Writing these were very useful, it helped me address some issues before starting to code them. It also gave me a structure to follow when I started to code, helping me work towards my goals.

Tile classes were created, that were of various colours, and could also be flagged to contain a “special ability” or a less favorable “enemy buff”. They would also possess a collider in order to detect ray casts for the control mechanism.
The puzzle grid was made up by the arrangement of the tile game objects, spaced out evenly, unaffected by unity’s built in gravity system. In addition to positioning the elements to construct the puzzle grid state, a 2D array was also created to represent the current game state. This 2D array would house references to each of the tile objects in the game, with the index of each tile being the x and y coordinates of the tile.

Populating the initial game board made use of an object pooling class, which will make the game more efficient as it’s being played.
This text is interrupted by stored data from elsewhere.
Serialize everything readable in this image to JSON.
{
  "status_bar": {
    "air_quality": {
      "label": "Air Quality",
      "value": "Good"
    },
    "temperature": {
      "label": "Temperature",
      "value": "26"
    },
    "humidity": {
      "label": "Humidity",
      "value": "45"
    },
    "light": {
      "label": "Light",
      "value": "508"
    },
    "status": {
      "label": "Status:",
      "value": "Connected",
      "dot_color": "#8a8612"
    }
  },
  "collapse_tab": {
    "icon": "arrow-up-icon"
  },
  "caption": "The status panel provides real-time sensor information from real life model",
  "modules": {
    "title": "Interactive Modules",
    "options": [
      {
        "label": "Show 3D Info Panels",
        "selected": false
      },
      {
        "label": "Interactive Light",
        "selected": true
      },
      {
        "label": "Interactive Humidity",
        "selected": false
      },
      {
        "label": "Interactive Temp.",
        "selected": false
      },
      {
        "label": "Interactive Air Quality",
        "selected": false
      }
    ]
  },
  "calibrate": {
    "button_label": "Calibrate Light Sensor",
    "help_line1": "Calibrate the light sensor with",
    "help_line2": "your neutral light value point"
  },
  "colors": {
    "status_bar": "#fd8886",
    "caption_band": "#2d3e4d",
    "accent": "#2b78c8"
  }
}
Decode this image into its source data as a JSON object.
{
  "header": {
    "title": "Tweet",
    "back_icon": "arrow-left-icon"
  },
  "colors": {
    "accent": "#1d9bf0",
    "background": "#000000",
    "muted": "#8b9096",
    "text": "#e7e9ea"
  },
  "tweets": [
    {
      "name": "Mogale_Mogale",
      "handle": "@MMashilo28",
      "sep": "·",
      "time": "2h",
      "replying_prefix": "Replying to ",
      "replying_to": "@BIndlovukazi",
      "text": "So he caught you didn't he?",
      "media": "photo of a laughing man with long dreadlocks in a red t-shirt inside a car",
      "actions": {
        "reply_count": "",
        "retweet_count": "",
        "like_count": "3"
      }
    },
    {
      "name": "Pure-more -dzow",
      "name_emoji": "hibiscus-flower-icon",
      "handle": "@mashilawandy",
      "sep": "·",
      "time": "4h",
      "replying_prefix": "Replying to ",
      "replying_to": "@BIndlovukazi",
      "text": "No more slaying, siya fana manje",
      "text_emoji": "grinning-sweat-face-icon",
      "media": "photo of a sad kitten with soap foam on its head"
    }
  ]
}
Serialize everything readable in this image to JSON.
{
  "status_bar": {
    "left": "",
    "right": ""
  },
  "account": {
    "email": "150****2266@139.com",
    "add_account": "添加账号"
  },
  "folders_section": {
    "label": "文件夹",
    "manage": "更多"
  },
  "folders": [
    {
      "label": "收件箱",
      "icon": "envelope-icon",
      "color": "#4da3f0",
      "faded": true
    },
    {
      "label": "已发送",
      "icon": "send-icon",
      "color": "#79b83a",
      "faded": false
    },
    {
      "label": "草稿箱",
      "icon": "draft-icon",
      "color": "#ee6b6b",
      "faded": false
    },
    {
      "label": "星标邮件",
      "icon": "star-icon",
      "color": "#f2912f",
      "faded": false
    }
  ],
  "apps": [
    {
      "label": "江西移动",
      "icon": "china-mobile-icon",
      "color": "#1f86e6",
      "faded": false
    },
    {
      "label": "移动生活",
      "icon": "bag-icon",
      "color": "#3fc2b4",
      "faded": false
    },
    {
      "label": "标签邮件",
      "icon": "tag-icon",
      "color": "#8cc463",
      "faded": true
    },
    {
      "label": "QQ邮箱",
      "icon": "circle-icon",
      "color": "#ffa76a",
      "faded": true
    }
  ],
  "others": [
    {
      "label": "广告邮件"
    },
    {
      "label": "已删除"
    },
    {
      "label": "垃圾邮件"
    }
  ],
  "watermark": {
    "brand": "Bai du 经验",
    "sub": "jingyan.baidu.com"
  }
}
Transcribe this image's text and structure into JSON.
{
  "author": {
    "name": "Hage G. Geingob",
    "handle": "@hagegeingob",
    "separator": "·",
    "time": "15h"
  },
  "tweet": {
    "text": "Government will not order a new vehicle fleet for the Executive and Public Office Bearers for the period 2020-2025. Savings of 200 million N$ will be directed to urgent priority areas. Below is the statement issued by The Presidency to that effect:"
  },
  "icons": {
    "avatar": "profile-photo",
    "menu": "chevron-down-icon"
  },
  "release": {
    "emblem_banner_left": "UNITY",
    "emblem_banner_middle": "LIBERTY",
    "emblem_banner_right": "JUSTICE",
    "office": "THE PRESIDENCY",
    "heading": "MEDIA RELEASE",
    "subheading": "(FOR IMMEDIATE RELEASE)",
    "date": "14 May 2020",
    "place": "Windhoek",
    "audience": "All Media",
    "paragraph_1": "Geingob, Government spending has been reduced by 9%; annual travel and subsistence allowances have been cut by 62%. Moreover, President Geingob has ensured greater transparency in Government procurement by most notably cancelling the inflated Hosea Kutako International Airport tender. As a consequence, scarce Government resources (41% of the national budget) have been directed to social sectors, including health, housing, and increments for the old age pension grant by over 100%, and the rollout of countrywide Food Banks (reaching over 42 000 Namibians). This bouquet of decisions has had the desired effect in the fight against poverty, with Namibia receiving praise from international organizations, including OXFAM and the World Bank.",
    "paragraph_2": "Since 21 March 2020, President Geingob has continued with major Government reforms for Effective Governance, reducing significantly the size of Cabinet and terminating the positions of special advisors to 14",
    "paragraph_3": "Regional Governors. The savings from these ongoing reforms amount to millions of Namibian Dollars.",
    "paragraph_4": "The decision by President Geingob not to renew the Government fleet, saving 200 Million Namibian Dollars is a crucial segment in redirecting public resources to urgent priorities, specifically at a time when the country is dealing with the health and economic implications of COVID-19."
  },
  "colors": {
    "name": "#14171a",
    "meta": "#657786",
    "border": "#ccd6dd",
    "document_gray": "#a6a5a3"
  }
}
The challenge here was to generate a gameboard where no existing “matches” existed. An algorithm to detect if there were a row or column of 3 or more of a tile type was designed and implemented. This would be used before placing any tile during the puzzle grid initialisation, ensuring that no “matching tiles” would exist in the initial puzzle grid. The final thing was to randomly assign some tiles with special abilities or enemy debuffs. The amount of these would be set via a manager class, and would need balancing once the prototype has completed.

Movement of tiles was next needed. Raycasts were used on mousedown and mouseup in order to detect players dragging and releasing. If the mousedown and mouseup were both over tiles that were adjacent to each other (not diagonally), the objects would swap their positions, and the gamestate 2D array would update its references. Valid swaps however would need to result in a match being made, so it was implemented that a move only happened should a match result in the move. Once the match was checked, the tiles would swap positions as previously described, then the match would be implemented - which deactivated all affected tiles.

Tomorrow I hope to start work on refilling the puzzle grid after matching, along will implementing the “falling of blocks” should any tile below them get removed during a match.